Prosecution Process and Defences for Firearms and Weapons Offences NSW

In New South Wales, the prosecution of firearms and weapons offences is a process taken very seriously, given the potential harm these weapons can inflict.

The Prosecution Process in NSW

The process begins when police become aware of an alleged firearms or weapons offence. This might be through their investigations, public tip-offs, or the discovery of a weapon during a search.

Once police have gathered sufficient evidence, they may arrest and charge the person with the offence. The charged individual will then receive a Court Attendance Notice, which outlines the details of the charge and the date they need to attend court.

The first court appearance is generally before a Local Court. If the offence is a serious indictable one, it may be referred to a higher court, such as the District Court or the Supreme Court.
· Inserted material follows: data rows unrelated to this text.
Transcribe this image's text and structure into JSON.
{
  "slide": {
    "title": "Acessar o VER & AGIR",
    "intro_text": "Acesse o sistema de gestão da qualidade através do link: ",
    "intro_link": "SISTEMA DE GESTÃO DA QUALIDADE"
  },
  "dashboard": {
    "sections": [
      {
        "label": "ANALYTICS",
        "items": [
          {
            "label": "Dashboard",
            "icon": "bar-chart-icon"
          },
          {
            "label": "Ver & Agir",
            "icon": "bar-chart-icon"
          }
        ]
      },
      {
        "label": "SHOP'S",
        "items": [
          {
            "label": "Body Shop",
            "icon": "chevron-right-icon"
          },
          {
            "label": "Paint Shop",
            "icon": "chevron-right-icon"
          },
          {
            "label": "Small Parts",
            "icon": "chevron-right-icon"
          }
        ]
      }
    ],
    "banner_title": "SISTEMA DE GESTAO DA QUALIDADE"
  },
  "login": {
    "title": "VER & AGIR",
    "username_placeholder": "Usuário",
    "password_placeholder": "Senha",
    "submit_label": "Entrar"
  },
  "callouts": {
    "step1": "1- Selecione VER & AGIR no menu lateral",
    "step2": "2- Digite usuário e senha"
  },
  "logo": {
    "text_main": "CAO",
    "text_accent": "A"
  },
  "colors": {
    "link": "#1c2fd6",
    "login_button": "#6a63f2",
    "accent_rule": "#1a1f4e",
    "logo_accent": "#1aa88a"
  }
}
The following process involves a series of court appearances, hearings, or a trial, where evidence is presented and contested. If the accused person is found guilty, the court will then move to sentencing, considering a range of factors.

What the Police Need to Prove

To secure a conviction for a firearms or weapons offence, the police must prove beyond reasonable doubt that:

  1. The accused person possessed, used, supplied, or made a firearm or weapon. This includes any component or accessory for a firearm or weapon.
  2. The accused person did not hold the appropriate licence or permit to do so.

In some cases, the police must also prove that the accused person intended to use the weapon unlawfully.

Legal Defences Available

Several defences may be available, depending on the case’s specific circumstances.

  1. Lack of Knowledge: The accused person may argue that they did not know they had the firearm or weapon.
  2. Duress: If the accused person was coerced into committing the offence under threats of harm or death, they might raise a duress defence.
  3. Self-Defence: If the weapon was used in self-defence, this may serve as a defence. However, the accused must demonstrate that their response was reasonable under the circumstances.
  4. Necessity: The accused person may argue that they committed the offence out of necessity, such as to prevent a greater harm from occurring.

Remember, firearms and weapons offences are serious matters in NSW, attracting significant penalties. It is crucial for anyone charged with such offences to seek legal advice as soon as possible. The complexity of these cases requires a thorough understanding of the law, the evidence, and the potential defences available.